Chronic inflammation
To effectively address chronic inflammation, a combination of medical treatment and lifestyle interventions is usually required5. Weight loss alone has been shown to be highly effective5.
Treatment options
Medical treatment for chronic inflammation includes:
Non-steroidal anti-inflammatory drugs (NSAIDs): These medicines reduce inflammation and many are available over the counter. Examples include ibuprofen, diclofenac, and naproxen2. They are mostly used to provide pain relief5.
Corticosteroids: Medicines such as prednisone, prednisolone and hydrocortisone offer rapid anti-inflammatory activity, especially in instances where organ function is threatened by whole-body inflammation. They are associated with serious adverse effects, however, when used orally in high doses or long-term1,2. An alternative to oral therapy is local steroid injections to address inflammation limited to a particular area, such as a joint or muscle2.
Immunomodulators: Hydroxychloroquine is an example of an immunomodulator that reduces autoimmune activity without compromising the individual’s ability to fight infections. While originally developed to treat malaria, it has been shown to effectively reduce inflammatory symptoms in patients with autoimmune conditions such as systemic lupus erythematosus and Sjogren’s syndrome. Other examples in include salazopyrine (especially for rheumatoid arthritis), dapsone (for cutaneous lupus), and macrolide antibiotics (for allergic and other forms of chronic bronchitis)1.
Antigen-specific immunotherapy: This therapy is also known as desensitisation. It allows the body to acclimatise to a well-defined, relevant allergen through repeated exposure in small doses over a period of time. It may be particularly helpful for allergic inflammatory conditions, such as asthma and hay fever1.
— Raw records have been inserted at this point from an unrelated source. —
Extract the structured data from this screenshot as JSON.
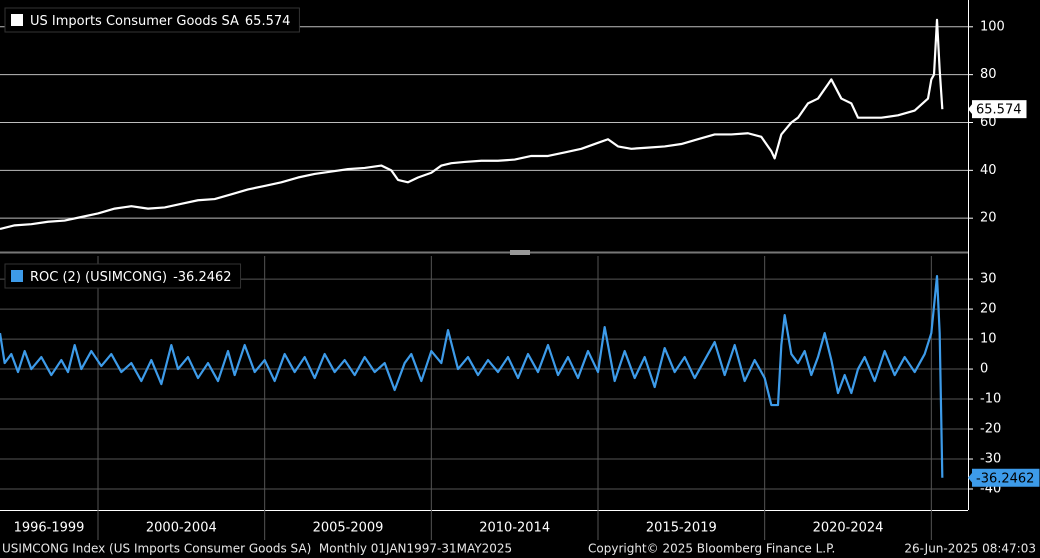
{
  "chart_data": [
    {
      "type": "line",
      "series": [
        {
          "name": "US Imports Consumer Goods SA",
          "color": "#ffffff",
          "x": [
            1997.06,
            1997.5,
            1998.0,
            1998.5,
            1999.0,
            1999.5,
            2000.0,
            2000.5,
            2001.0,
            2001.5,
            2002.0,
            2002.5,
            2003.0,
            2003.5,
            2004.0,
            2004.5,
            2005.0,
            2005.5,
            2006.0,
            2006.5,
            2007.0,
            2007.5,
            2008.0,
            2008.5,
            2008.8,
            2009.0,
            2009.3,
            2009.6,
            2010.0,
            2010.3,
            2010.6,
            2011.0,
            2011.5,
            2012.0,
            2012.5,
            2013.0,
            2013.5,
            2014.0,
            2014.5,
            2015.0,
            2015.3,
            2015.6,
            2016.0,
            2016.5,
            2017.0,
            2017.5,
            2018.0,
            2018.5,
            2019.0,
            2019.5,
            2019.9,
            2020.2,
            2020.3,
            2020.5,
            2020.8,
            2021.0,
            2021.3,
            2021.6,
            2021.9,
            2022.0,
            2022.3,
            2022.6,
            2022.8,
            2023.0,
            2023.5,
            2024.0,
            2024.5,
            2024.9,
            2025.0,
            2025.08,
            2025.17,
            2025.25,
            2025.33
          ],
          "values": [
            15.5,
            17,
            17.5,
            18.5,
            19,
            20.5,
            22,
            24,
            25,
            24,
            24.5,
            26,
            27.5,
            28,
            30,
            32,
            33.5,
            35,
            37,
            38.5,
            39.5,
            40.5,
            41,
            42,
            40,
            36,
            35,
            37,
            39,
            42,
            43,
            43.5,
            44,
            44,
            44.5,
            46,
            46,
            47.5,
            49,
            51.5,
            53,
            50,
            49,
            49.5,
            50,
            51,
            53,
            55,
            55,
            55.5,
            54,
            48,
            45,
            55,
            60,
            62,
            68,
            70,
            76,
            78,
            70,
            68,
            62,
            62,
            62,
            63,
            65,
            70,
            78,
            80,
            102.9,
            82,
            65.574
          ]
        }
      ],
      "xlim": [
        1997.06,
        2026.1
      ],
      "ylim": [
        6.7,
        111.2
      ],
      "yticks": [
        20,
        40,
        60,
        80,
        100
      ],
      "grid": true
    },
    {
      "type": "line",
      "series": [
        {
          "name": "ROC (2) (USIMCONG)",
          "color": "#3d9be9",
          "x": [
            1997.06,
            1997.2,
            1997.4,
            1997.6,
            1997.8,
            1998.0,
            1998.3,
            1998.6,
            1998.9,
            1999.1,
            1999.3,
            1999.5,
            1999.8,
            2000.1,
            2000.4,
            2000.7,
            2001.0,
            2001.3,
            2001.6,
            2001.9,
            2002.2,
            2002.4,
            2002.7,
            2003.0,
            2003.3,
            2003.6,
            2003.9,
            2004.1,
            2004.4,
            2004.7,
            2005.0,
            2005.3,
            2005.6,
            2005.9,
            2006.2,
            2006.5,
            2006.8,
            2007.1,
            2007.4,
            2007.7,
            2008.0,
            2008.3,
            2008.6,
            2008.9,
            2009.2,
            2009.4,
            2009.7,
            2010.0,
            2010.3,
            2010.5,
            2010.8,
            2011.1,
            2011.4,
            2011.7,
            2012.0,
            2012.3,
            2012.6,
            2012.9,
            2013.2,
            2013.5,
            2013.8,
            2014.1,
            2014.4,
            2014.7,
            2015.0,
            2015.2,
            2015.5,
            2015.8,
            2016.1,
            2016.4,
            2016.7,
            2017.0,
            2017.3,
            2017.6,
            2017.9,
            2018.2,
            2018.5,
            2018.8,
            2019.1,
            2019.4,
            2019.7,
            2020.0,
            2020.2,
            2020.4,
            2020.5,
            2020.6,
            2020.8,
            2021.0,
            2021.2,
            2021.4,
            2021.6,
            2021.8,
            2022.0,
            2022.2,
            2022.4,
            2022.6,
            2022.8,
            2023.0,
            2023.3,
            2023.6,
            2023.9,
            2024.2,
            2024.5,
            2024.8,
            2025.0,
            2025.17,
            2025.25,
            2025.33
          ],
          "values": [
            12,
            2,
            5,
            -1,
            6,
            0,
            4,
            -2,
            3,
            -1,
            8,
            0,
            6,
            1,
            5,
            -1,
            2,
            -4,
            3,
            -5,
            8,
            0,
            4,
            -3,
            2,
            -4,
            6,
            -2,
            8,
            -1,
            3,
            -4,
            5,
            -1,
            4,
            -3,
            5,
            -1,
            3,
            -2,
            4,
            -1,
            2,
            -7,
            2,
            5,
            -4,
            6,
            2,
            13,
            0,
            4,
            -2,
            3,
            -1,
            4,
            -3,
            5,
            -1,
            8,
            -2,
            4,
            -3,
            6,
            -1,
            14,
            -4,
            6,
            -3,
            4,
            -6,
            7,
            -1,
            4,
            -3,
            3,
            9,
            -2,
            8,
            -4,
            3,
            -3,
            -12,
            -12,
            8,
            18,
            5,
            2,
            6,
            -2,
            4,
            12,
            3,
            -8,
            -2,
            -8,
            0,
            4,
            -4,
            6,
            -2,
            4,
            -1,
            5,
            12,
            31,
            12,
            -36.2462
          ]
        }
      ],
      "xlim": [
        1997.06,
        2026.1
      ],
      "ylim": [
        -47,
        37.7
      ],
      "yticks": [
        -40,
        -30,
        -20,
        -10,
        0,
        10,
        20,
        30
      ],
      "grid": true,
      "period_boundaries": [
        2000,
        2005,
        2010,
        2015,
        2020,
        2025
      ],
      "period_labels": [
        "1996-1999",
        "2000-2004",
        "2005-2009",
        "2010-2014",
        "2015-2019",
        "2020-2024"
      ]
    }
  ],
  "footer": {
    "left": "USIMCONG Index (US Imports Consumer Goods SA)  Monthly 01JAN1997-31MAY2025",
    "center": "Copyright© 2025 Bloomberg Finance L.P.",
    "right": "26-Jun-2025 08:47:03"
  }
}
Metformin: This antidiabetic medicine also has anti-inflammatory activity and is commonly used to treat type 2 diabetes5.
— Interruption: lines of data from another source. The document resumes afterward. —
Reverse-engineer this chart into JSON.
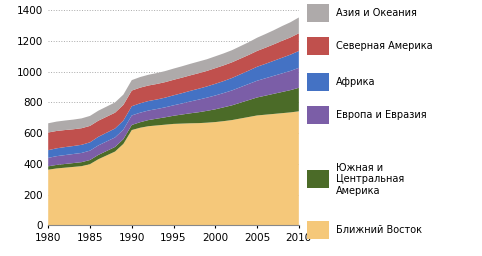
{
  "years": [
    1980,
    1981,
    1982,
    1983,
    1984,
    1985,
    1986,
    1987,
    1988,
    1989,
    1990,
    1991,
    1992,
    1993,
    1994,
    1995,
    1996,
    1997,
    1998,
    1999,
    2000,
    2001,
    2002,
    2003,
    2004,
    2005,
    2006,
    2007,
    2008,
    2009,
    2010
  ],
  "series": {
    "Ближний Восток": [
      362,
      370,
      375,
      380,
      385,
      398,
      430,
      455,
      480,
      530,
      620,
      635,
      645,
      650,
      655,
      660,
      662,
      664,
      665,
      668,
      672,
      678,
      685,
      695,
      705,
      715,
      720,
      725,
      730,
      735,
      742
    ],
    "Южная и Центральная Америка": [
      22,
      23,
      24,
      25,
      26,
      27,
      28,
      29,
      30,
      31,
      33,
      36,
      40,
      44,
      48,
      53,
      59,
      65,
      71,
      77,
      83,
      90,
      96,
      103,
      110,
      117,
      124,
      131,
      138,
      145,
      153
    ],
    "Европа и Евразия": [
      55,
      57,
      58,
      59,
      60,
      61,
      62,
      62,
      62,
      62,
      62,
      62,
      62,
      63,
      65,
      68,
      72,
      77,
      82,
      86,
      90,
      93,
      97,
      101,
      105,
      109,
      113,
      117,
      121,
      125,
      130
    ],
    "Африка": [
      50,
      51,
      52,
      52,
      53,
      54,
      56,
      57,
      58,
      59,
      60,
      61,
      62,
      62,
      63,
      65,
      67,
      69,
      71,
      73,
      76,
      78,
      81,
      84,
      87,
      91,
      94,
      98,
      102,
      106,
      110
    ],
    "Северная Америка": [
      115,
      113,
      111,
      109,
      108,
      107,
      105,
      104,
      103,
      102,
      102,
      102,
      101,
      101,
      101,
      101,
      101,
      101,
      101,
      101,
      102,
      102,
      102,
      102,
      102,
      103,
      105,
      107,
      110,
      112,
      115
    ],
    "Азия и Океания": [
      60,
      61,
      62,
      63,
      64,
      65,
      65,
      66,
      67,
      67,
      68,
      69,
      70,
      71,
      72,
      73,
      74,
      75,
      76,
      76,
      77,
      78,
      79,
      81,
      83,
      86,
      89,
      92,
      96,
      99,
      103
    ]
  },
  "colors": {
    "Ближний Восток": "#F5C87A",
    "Южная и Центральная Америка": "#4B6B28",
    "Европа и Евразия": "#7B5EA7",
    "Африка": "#4472C4",
    "Северная Америка": "#C0504D",
    "Азия и Океания": "#AEAAAA"
  },
  "legend_order": [
    "Азия и Океания",
    "Северная Америка",
    "Африка",
    "Европа и Евразия",
    "Южная и Центральная Америка",
    "Ближний Восток"
  ],
  "legend_labels": {
    "Азия и Океания": "Азия и Океания",
    "Северная Америка": "Северная Америка",
    "Африка": "Африка",
    "Европа и Евразия": "Европа и Евразия",
    "Южная и Центральная Америка": "Южная и\nЦентральная\nАмерика",
    "Ближний Восток": "Ближний Восток"
  },
  "xlim": [
    1980,
    2010
  ],
  "ylim": [
    0,
    1400
  ],
  "yticks": [
    0,
    200,
    400,
    600,
    800,
    1000,
    1200,
    1400
  ],
  "xticks": [
    1980,
    1985,
    1990,
    1995,
    2000,
    2005,
    2010
  ],
  "background_color": "#FFFFFF",
  "grid_color": "#AAAAAA"
}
Statins: Traditionally used to lower high blood cholesterol levels, statins are also able to reduce multiple circulating and cellular mediators of inflammation. In doing so, these medicines help to reduce the risk of heart attacks5.
Supplements and herbal medicines: Vitamins A, C, and D, zinc, fish oil supplements and herbal remedies such as turmeric (curcumin) ginger or garlic may also help to reduce inflammation2,5. They should only be used or combined with orthodox medicines under the supervision of a healthcare practitioner.
Prevention
Lifestyle interventions are key for preventing and managing chronic inflammation5. The following interventions have been shown to be useful5:
- Follow a low glycaemic diet by limiting the consumption of inflammation-promoting foods like sodas, refined sugars, fructose, and corn syrup.
- Reduce the intake of total, saturated and trans-fats.
- Eat more fruit and vegetables, such as blueberries, apples, Brussels sprouts, cabbage, broccoli, and cauliflower. These fruits and vegetables are high in natural antioxidants and polyphenols and other anti-inflammatory compounds.
Increase the intake of dietary fibre and nuts (which may lower one’s risk of heart disease and diabetes).